Weird Science

Today I got the opportunity to execute one of my clever science experiments. I’m not sure if it is going to work, but it was sure fun to install. Rae accompanied me today, and at different times I punched each of my legs through the ice and got both of my boots filled with water. I probably should have learned to always lead with the same leg over the sketchy bits. Still not as bad as Rae’s story of going in over her head one year.

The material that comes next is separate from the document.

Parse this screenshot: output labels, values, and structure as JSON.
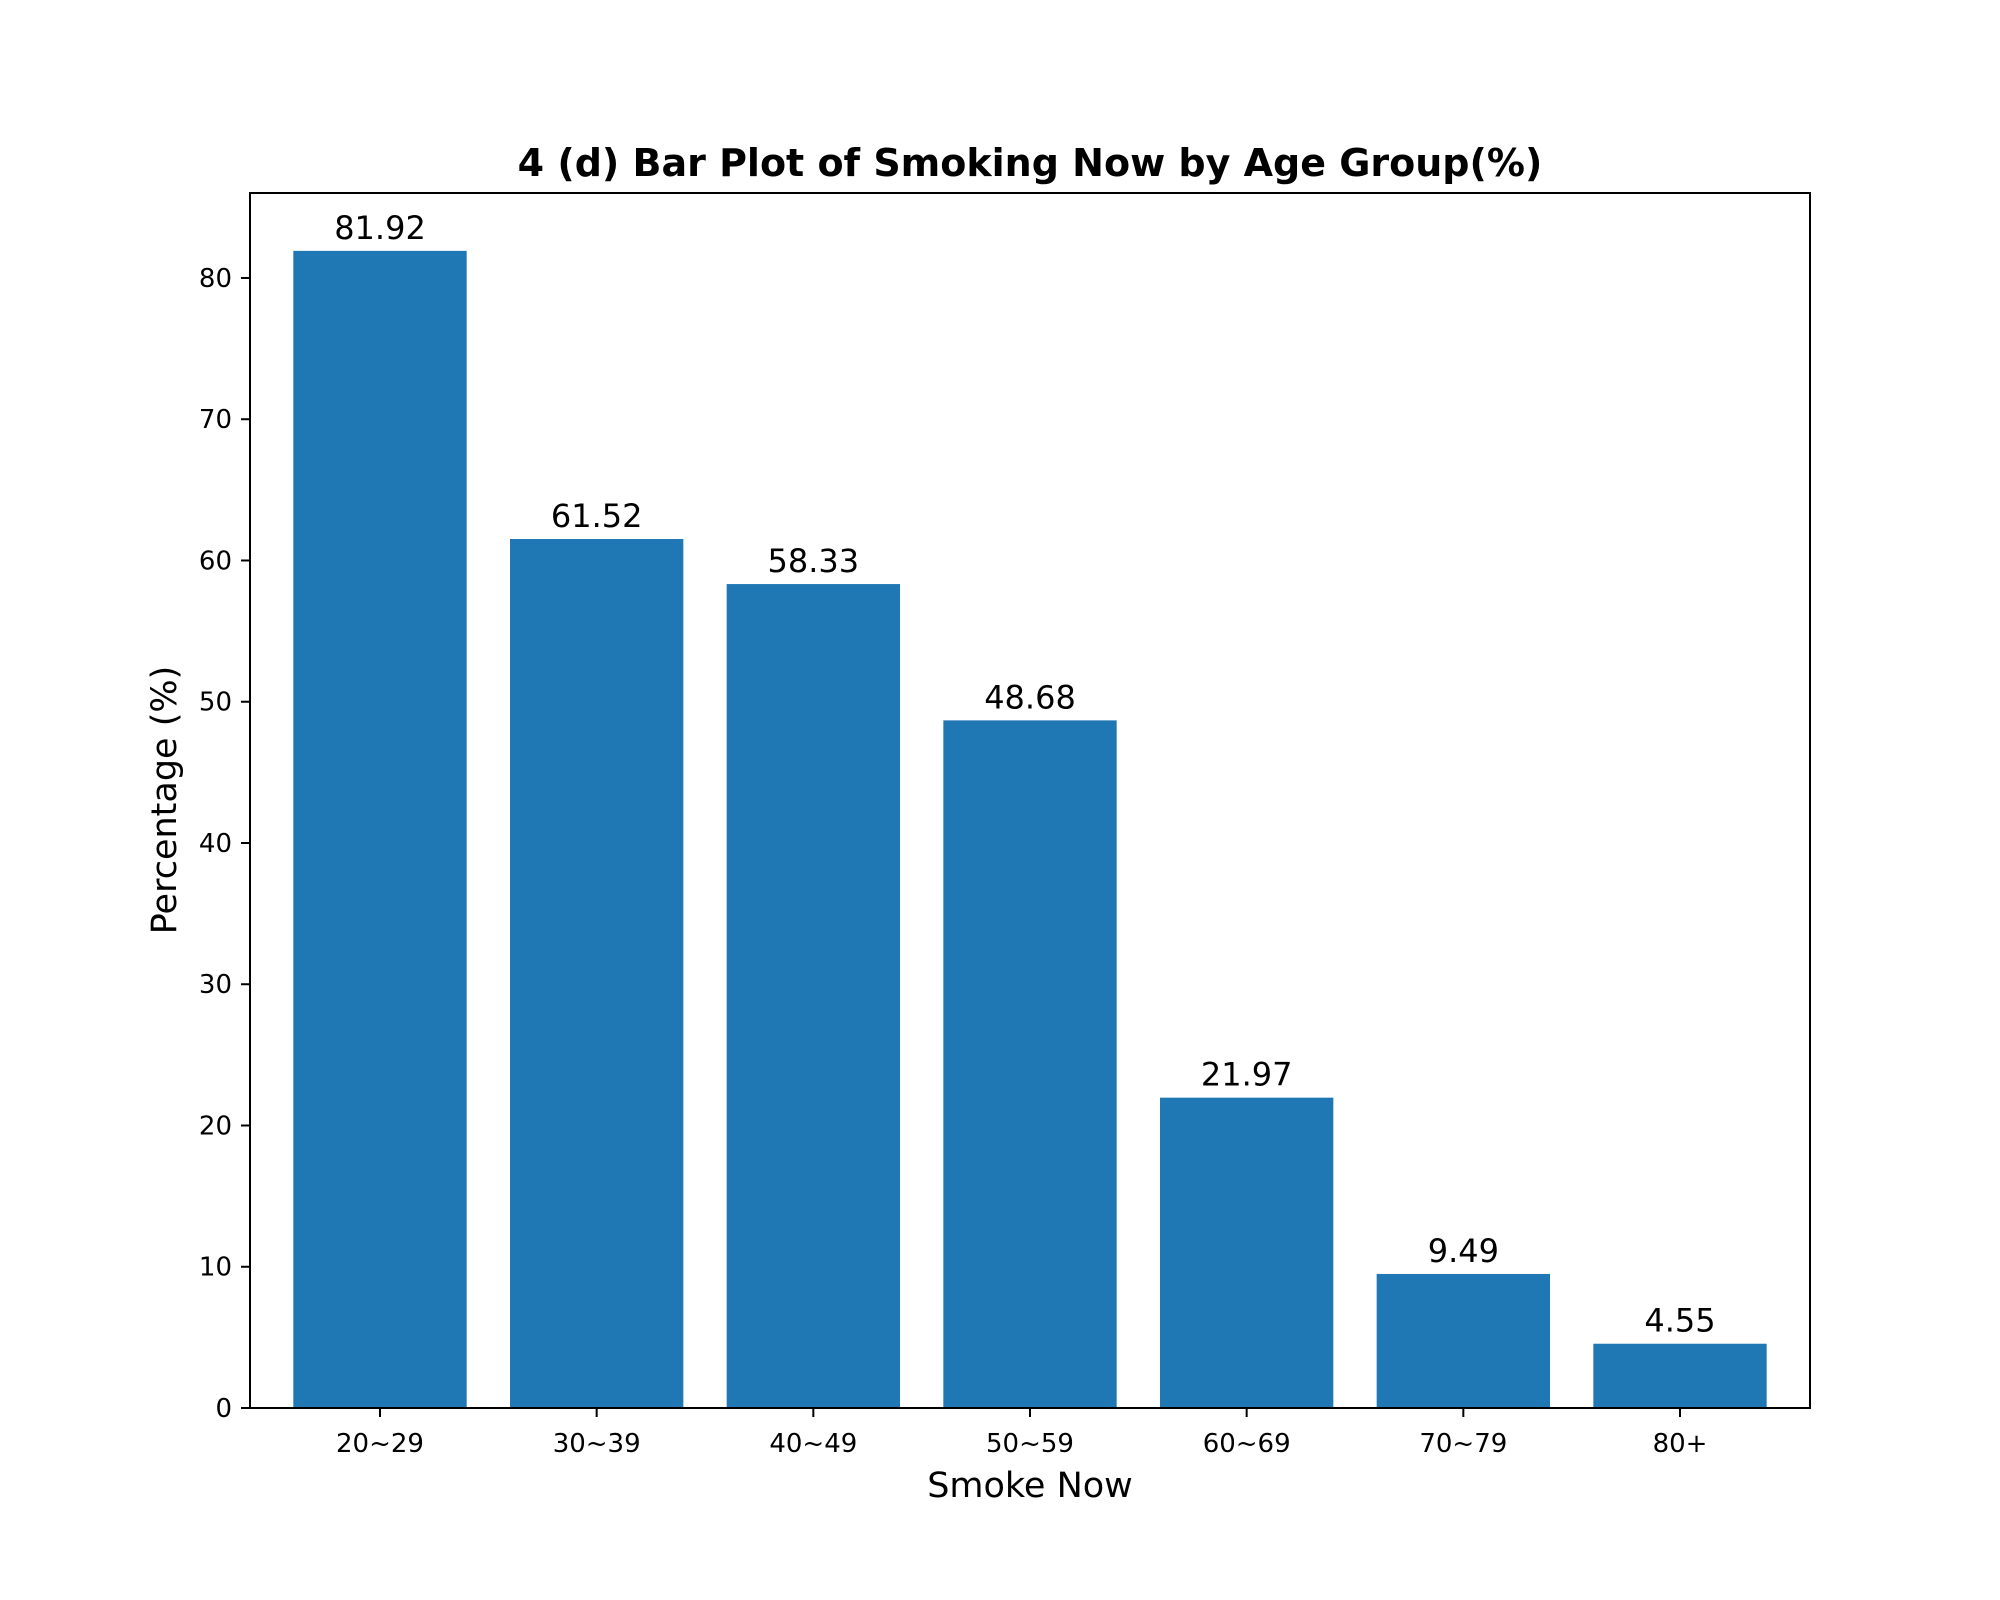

Luckily my boots keep my feet plenty warm, even when filled with water. And it allowed me to not worry about getting my feet wet while splashing around in one of the streams flowing on the glacier. We chipped out a slot with ice axes and a drill with an 18″ long bit and installed a weir I had sawed out of plywood. The height of the water flowing through the notch in the weir can be related directly to the quantity of water flowing through, which is the quantity I am interested in. The finished job is a true engineering marvel, with a spillway, sandbags, and tie-downs. Working in ice was difficult and there still appeared to be some water flowing around the sides and under the bottom of the weir. It will be interesting to see what shape it is in after a few days. Filling sandbags with sand from the bottom of the stream channel taught me that I should bring some rubber gloves next time, rather than just my polypro liner gloves. Luckily it was an overcast day, and there wasn’t too much water in the stream. I can’t wait to see if this idea works. Even if it didn’t, it sure was fun putting in.

2007_12_31: Weir installation

One Response to “Weird Science”

  1. Mom & Dad says:

    Looks like quite a feat. What exactly is a weir and where did you get the wood and tools to build it? Do you have to remove it before you leave?